In [1]:
import logging

logging.captureWarnings(True)

import torch 
import torch.nn as nn
from torch.utils.data import Dataset, DataLoader
from torch.utils.data.dataloader import default_collate
from torch.nn.utils.rnn import pad_sequence, pack_padded_sequence, pad_packed_sequence
from paddlenlp.datasets import load_dataset

from zh_nlp_demo.utils.tokenization import FullTokenizer


device = torch.device('cuda' if torch.cuda.is_available() else 'cpu')

# https://bravey.github.io/2020-05-12-使用LSTM+Pytorch对电影评论进行情感分类.html

In [None]:
sequence_length = 200
input_size = 128
hidden_size = 128
num_layers = 2
num_classes = 2
batch_size = 16
num_epochs = 2
learning_rate = 0.003

In [2]:
[train_examples, dev_examples, test_examples] = load_dataset('chnsenticorp', splits=('train', 'dev', 'test'))

print('训练集样本数量： ', len(train_examples))
print('验证集样本数量： ', len(dev_examples))
print('测试集样本数量： ', len(test_examples))

print('训练集样本示例：')
print(train_examples[0])

训练集样本数量：  9600
验证集样本数量：  1200
测试集样本数量：  1200
训练集样本示例：
{'text': '选择珠江花园的原因就是方便，有电动扶梯直接到达海边，周围餐馆、食廊、商场、超市、摊位一应俱全。

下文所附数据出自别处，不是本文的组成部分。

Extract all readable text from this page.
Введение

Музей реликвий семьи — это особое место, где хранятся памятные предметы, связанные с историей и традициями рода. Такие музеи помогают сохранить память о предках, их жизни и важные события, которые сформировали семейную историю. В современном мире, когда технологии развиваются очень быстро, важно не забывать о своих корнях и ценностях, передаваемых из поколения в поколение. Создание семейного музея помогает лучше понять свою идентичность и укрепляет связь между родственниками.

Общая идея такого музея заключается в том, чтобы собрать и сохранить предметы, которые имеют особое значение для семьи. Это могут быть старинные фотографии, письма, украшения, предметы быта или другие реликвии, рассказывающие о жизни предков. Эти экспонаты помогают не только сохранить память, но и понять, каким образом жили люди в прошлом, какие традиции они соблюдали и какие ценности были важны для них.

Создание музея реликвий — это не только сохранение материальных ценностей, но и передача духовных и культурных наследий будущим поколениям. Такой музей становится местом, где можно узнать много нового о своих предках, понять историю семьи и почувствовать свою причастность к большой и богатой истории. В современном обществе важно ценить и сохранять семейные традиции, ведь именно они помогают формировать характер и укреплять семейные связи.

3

酒店装修一般，但还算整洁。 泳池在大堂的屋顶，因此很小，不过女儿倒是喜欢。 包的早餐是西式的，还算丰富。 服务吗，一般', 'label': 1, 'qid': ''}


In [3]:
tokenizer = FullTokenizer('../../data/dict/vocab.txt')


class MyDataset(Dataset):
    def __init__(self, tokenizer, examples):
        self.data, self.label = self.examples_to_ids(tokenizer, examples)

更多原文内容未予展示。